- Coat of arms
- Flag

Location
- Ecclesiastical province: Canterbury
- Archdeaconries: Bromley & Bexley, Rochester, Tonbridge

Statistics
- Parishes: 218
- Churches: 268

Information
- Cathedral: Rochester Cathedral St Saviour's Pro-Cathedral, Southwark (1897–1905)
- Language: English

Current leadership
- Bishop: Jonathan Gibbs, Bishop of Rochester
- Suffragan: Simon Burton-Jones, Bishop of Tonbridge
- Archdeacons: Allie Kerr, Archdeacon of Bromley & Bexley Sandra McCalla, Archdeacon of Rochester Nick Cornell, Archdeacon of Tonbridge

Website
- rochester.anglican.org

= Anglican Diocese of Rochester =

Diocese of the Church of England

The Diocese of Rochester is a Church of England diocese in the English county of Kent and the Province of Canterbury. The cathedral church of the diocese is Rochester Cathedral in the former city of Rochester. The bishop's Latin episcopal signature is: " (firstname) Roffen", Roffensis being the Latinised adjective referring to Rochester.

An ancient diocese, it was established with the authority of King Æthelberht of Kent by Augustine of Canterbury in 604 at the same time as the see of London. Only the adjacent Diocese of Canterbury is older in England. Its establishment was the first part of an unrealised plan conceived by Pope Gregory the Great for Augustine of Canterbury to consecrate 12 bishops in different places and another 12 for the prospective see (later province) of York.

The Rochester diocese includes 268 parish churches throughout:
- the western part of the county of Kent
- the London Borough of Bexley
- the London Borough of Bromley;

The diocese is subdivided into three archdeaconries:
- Archdeaconry of Bromley & Bexley (Archdeacon: Allie Kerr)
- Archdeaconry of Rochester (Archdeacon: Sandra McCalla)
- Archdeaconry of Tonbridge (Archdeacon: Nick Cornell);

The current diocesan boundaries roughly match its pre-19th century extent. On 1 January 1846 parishes in Hertfordshire from the dioceses of Lincoln and of London and Essex (from London diocese) were added to Rochester, while all West Kent parishes except those in the Rochester Deanery were transferred to the Diocese of Canterbury. In May 1877, Essex and Hertfordshire became part of the newly created Diocese of St Albans. On 1 August 1877, the Diocese of Rochester gained some northern parts of Surrey from the Diocese of Winchester and the Diocese of London which were later transferred to the Diocese of Southwark at its creation in 1905.

==Bishops==

The Bishop of Rochester is Jonathan Gibbs since the confirmation of his election, on 24 May 2022. The diocese also has a suffragan bishop: Simon Burton-Jones, Bishop of Tonbridge; the suffragan see of Tonbridge was created in 1959. Since 1994 the Bishop of Fulham (Jonathan Baker from 2013) has provided "alternative episcopal oversight" in the diocese (as well as in the London and Southwark dioceses) to parishes which do not accept the ordination of women to the priesthood. Baker is licensed as an honorary assistant bishop in the diocese for this ministry.

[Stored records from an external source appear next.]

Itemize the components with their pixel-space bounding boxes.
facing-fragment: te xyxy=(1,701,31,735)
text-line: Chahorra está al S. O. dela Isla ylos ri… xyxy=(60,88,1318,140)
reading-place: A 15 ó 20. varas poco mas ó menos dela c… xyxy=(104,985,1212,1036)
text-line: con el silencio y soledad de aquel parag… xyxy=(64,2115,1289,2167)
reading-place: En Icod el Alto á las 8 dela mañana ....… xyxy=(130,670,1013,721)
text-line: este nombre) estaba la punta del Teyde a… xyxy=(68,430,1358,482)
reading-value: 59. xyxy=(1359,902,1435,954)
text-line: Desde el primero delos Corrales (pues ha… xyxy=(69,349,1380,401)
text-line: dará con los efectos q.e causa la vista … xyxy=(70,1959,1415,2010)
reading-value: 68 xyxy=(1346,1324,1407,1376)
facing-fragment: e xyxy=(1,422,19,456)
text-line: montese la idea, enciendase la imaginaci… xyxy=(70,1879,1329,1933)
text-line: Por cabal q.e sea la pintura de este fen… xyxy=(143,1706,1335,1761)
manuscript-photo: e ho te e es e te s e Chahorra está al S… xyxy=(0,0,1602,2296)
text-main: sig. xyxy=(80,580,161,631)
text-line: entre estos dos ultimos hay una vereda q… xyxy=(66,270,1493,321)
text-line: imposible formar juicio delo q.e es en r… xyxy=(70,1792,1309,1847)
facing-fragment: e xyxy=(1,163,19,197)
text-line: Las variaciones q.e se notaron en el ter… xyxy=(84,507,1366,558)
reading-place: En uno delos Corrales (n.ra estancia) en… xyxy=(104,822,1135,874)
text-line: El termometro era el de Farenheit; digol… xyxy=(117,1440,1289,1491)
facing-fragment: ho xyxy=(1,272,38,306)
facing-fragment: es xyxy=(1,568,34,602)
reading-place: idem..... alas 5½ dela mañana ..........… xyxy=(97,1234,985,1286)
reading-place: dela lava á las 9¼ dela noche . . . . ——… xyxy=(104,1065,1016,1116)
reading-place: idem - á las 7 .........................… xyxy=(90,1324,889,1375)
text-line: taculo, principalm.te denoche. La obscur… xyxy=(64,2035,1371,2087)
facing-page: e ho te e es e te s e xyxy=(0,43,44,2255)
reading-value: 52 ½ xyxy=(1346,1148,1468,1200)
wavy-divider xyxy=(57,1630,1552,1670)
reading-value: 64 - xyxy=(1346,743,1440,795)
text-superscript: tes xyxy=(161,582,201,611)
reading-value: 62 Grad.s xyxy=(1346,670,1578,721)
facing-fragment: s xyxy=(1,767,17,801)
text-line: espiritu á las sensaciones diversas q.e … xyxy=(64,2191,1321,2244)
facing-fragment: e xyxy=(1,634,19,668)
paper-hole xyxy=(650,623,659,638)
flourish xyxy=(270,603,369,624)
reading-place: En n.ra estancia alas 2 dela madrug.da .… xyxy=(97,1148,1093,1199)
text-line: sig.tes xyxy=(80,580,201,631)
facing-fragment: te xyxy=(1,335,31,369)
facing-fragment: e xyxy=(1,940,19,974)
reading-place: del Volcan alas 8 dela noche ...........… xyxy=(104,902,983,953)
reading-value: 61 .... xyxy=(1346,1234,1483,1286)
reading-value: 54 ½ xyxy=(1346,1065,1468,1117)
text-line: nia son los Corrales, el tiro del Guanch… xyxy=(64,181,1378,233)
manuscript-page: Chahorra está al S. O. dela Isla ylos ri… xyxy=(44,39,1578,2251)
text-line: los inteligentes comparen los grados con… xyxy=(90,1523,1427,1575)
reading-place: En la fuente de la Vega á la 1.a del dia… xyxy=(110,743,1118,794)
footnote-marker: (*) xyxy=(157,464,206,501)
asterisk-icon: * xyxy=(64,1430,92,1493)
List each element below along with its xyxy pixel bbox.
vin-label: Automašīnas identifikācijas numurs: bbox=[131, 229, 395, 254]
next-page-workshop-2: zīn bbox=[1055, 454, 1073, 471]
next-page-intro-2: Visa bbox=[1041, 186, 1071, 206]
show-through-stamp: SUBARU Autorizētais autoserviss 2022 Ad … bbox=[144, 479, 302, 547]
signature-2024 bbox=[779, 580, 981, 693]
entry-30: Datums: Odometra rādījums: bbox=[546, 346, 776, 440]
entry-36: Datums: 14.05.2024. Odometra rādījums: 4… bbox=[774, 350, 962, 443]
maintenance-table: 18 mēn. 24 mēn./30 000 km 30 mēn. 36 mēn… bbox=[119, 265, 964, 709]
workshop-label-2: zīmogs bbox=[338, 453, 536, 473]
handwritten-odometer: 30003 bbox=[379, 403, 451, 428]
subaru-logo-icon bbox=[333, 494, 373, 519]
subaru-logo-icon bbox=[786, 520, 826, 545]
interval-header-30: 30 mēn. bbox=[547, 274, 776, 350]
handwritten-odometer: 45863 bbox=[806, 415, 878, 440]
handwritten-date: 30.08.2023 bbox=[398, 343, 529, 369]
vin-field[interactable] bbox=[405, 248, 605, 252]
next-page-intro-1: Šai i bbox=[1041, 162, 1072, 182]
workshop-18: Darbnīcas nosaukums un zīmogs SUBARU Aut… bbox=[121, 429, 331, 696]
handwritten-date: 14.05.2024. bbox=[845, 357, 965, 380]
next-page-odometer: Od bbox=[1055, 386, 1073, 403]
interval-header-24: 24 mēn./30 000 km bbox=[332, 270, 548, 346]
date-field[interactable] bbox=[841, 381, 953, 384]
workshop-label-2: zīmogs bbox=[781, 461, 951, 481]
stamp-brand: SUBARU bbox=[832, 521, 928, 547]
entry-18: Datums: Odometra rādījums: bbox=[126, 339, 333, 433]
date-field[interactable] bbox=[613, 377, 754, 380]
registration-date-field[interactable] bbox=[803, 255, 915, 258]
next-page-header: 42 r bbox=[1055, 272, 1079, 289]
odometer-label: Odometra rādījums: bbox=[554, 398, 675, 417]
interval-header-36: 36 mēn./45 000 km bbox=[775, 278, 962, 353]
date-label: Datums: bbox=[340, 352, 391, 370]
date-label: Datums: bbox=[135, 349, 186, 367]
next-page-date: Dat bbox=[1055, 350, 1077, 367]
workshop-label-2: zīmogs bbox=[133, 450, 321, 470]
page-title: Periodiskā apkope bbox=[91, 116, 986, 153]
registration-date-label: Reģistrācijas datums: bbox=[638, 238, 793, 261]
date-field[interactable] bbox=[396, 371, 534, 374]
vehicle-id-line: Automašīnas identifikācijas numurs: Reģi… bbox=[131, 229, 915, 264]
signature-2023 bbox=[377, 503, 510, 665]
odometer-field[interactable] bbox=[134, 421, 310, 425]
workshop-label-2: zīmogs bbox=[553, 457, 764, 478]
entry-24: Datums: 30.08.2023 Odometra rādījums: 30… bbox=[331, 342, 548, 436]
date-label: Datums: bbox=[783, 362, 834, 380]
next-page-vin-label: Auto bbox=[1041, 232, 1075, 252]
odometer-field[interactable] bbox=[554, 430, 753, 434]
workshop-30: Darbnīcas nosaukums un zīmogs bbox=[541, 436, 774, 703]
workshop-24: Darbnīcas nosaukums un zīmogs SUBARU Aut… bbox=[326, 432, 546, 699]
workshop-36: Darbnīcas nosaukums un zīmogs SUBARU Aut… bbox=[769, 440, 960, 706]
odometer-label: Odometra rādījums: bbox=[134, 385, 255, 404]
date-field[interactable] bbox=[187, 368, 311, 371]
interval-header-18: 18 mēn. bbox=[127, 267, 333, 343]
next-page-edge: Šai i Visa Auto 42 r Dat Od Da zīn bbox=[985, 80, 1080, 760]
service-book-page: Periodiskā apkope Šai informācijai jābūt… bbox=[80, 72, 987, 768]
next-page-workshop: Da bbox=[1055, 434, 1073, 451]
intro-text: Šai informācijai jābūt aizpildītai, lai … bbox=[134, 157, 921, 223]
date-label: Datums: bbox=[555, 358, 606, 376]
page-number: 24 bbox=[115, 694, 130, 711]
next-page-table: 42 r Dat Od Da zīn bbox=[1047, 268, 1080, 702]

In addition to the diocesan and suffragan bishops, there are a number of other bishops licensed in the diocese:
- 2010–present: Stephen Venner, a retired Bishop of Dover, former Bishop for the Falkland Islands and Bishop to the Forces who lives in St Albans, Hertfordshire, where he is licensed as an honorary assistant bishop. Venner is also licensed in the Diocese in Europe.
- 2010–present: Michael Turnbull, a retired former Bishop of Durham and Bishop of Rochester who lives in Sandwich in the neighbouring Diocese of Canterbury, where he is also licensed.
- 2011–present: Graham Cray, a retired Archbishops' Missioner and "Fresh Expressions" team leader and formerly Suffragan Bishop of Maidstone who lives in Harrietsham in the Canterbury diocese where he is also licensed.